839 F.2d 300
Pamela D. GREEN, Petitioner-Appellee, Cross-Appellant,
Dorothy J. ARN, Respondent-Appellant, Cross-Appellee.
Nos. 85-3745, 85-3796.
United States Court of Appeals,
Argued Sept. 26, 1986.
Decided Feb. 22, 1988.
Paul Mancino, Jr. (argued), Cleveland, Ohio, for petitioner-appellee, cross-appellant.
Stuart A. Cole (argued), Asst. Atty. Gen., Columbus, Ohio, for respondent-appellant, cross-appellee.
Before JONES, MILBURN, and BOGGS, Circuit Judges.
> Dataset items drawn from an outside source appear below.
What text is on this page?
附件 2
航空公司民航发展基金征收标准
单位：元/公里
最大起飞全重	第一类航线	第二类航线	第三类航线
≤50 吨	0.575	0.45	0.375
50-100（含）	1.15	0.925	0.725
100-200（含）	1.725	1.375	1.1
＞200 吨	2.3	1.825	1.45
This case is before the court on remand from the United States Supreme Court, --- U.S. ----, 108 S.Ct. 52, 98 L.Ed.2d 17, for us to consider the question of mootness. Petitioner Pamela D. Green filed a petition for a writ of habeas corpus under 28 U.S.C. Sec. 2254 in the United States District Court for the Northern District of Ohio. The district court granted the petitioner's application for the writ, holding that petitioner's convictions on two counts of kidnapping in violation of Ohio Rev.Code Sec. 2905.01 and on three counts of gross sexual imposition in violation of petitioner's Sixth Amendment right to counsel. The controlling issue on appeal was whether harmless error analysis was appropriate where a petitioner demonstrated she was unrepresented by counsel for a critical period of time during the taking of evidence against her at trial. A majority of the panel which heard the appeal answered this question in the negative and affirmed the district court in a decision filed on January 27, 1987. Green v. Arn, 809 F.2d 1257 (6th Cir.1987).
Following the remand, we ordered the parties hereto to submit briefs on the question of mootness, and they have complied. The parties state in their briefs that on May 23, 1986, during the pendency of the appeal to the United States Supreme Court, petitioner was released from imprisonment at the Woman's Correctional Facility at Marysville, Ohio. She was released to a halfway house in Columbus, Ohio, until January 5, 1987, and on that date her status was that of a parole release. She remained on parole until February 10, 1987, when she was released from supervision. These facts are not disputed in the parties' briefs.
The sole question now before this court is whether the release from parole of petitioner has mooted her habeas corpus action. On the one hand, petitioner Green argues in her brief that the matter is moot because this court is "without power to decide questions that cannot affect the right of litigants in the case before [it]." Brief at 3. On the other hand, respondent State of Ohio argues in its brief that, because collateral consequences may flow from the criminal conviction, petitioner's "habeas corpus action is not mooted by [her] unconditional release from custody so long as the prisoner is in custody at the time of the filing of the habeas corpus petition." Brief at 1.
In Carafas v. LaVallee, 391 U.S. 234, 88 S.Ct. 1556, 20 L.Ed.2d 554 (1968), the Supreme Court recognized that, because significant collateral consequences flow from a criminal conviction, a habeas petition is not mooted merely by the petitioner's release from custody. This court has consistently adhered to that rule. See, e.g., Ward v. Knoblock, 738 F.2d 134 (6th Cir.1984), cert. denied, 469 U.S. 1193, 105 S.Ct. 970, 83 L.Ed.2d 974 (1985); Glenn v. Dallman, 686 F.2d 418, 422-23 (6th Cir.1982). Moreover, the Supreme Court has "abandoned all inquiry into the actual existence of specific collateral consequences." Sibron v. New York, 392 U.S. 40, 55, 88 S.Ct. 1889, 1898, 20 L.Ed.2d 917 (1968). It is an "obvious fact of life that most criminal convictions do in fact entail adverse collateral legal consequences," and thus the mere possibility that such consequences may exist is sufficient to preserve a live controversy. Id.; see also Dallman, 686 F.2d at 422. The mere fact that petitioner argues that this matter is now moot is not controlling. See Pennsylvania v. Mimms, 434 U.S. 106, 108 n. 3, 98 S.Ct. 330, 332 n. 3, 54 L.Ed.2d 331 (1977).
It appearing that the Supreme Court vacated this court's prior judgment in order for us to consider the question of mootness, and having considered the briefs submitted on this issue by the parties and the applicable law, it is ORDERED that the judgment of this court be reinstated because we conclude that petitioner's release from custody and parole has not mooted her habeas corpus action.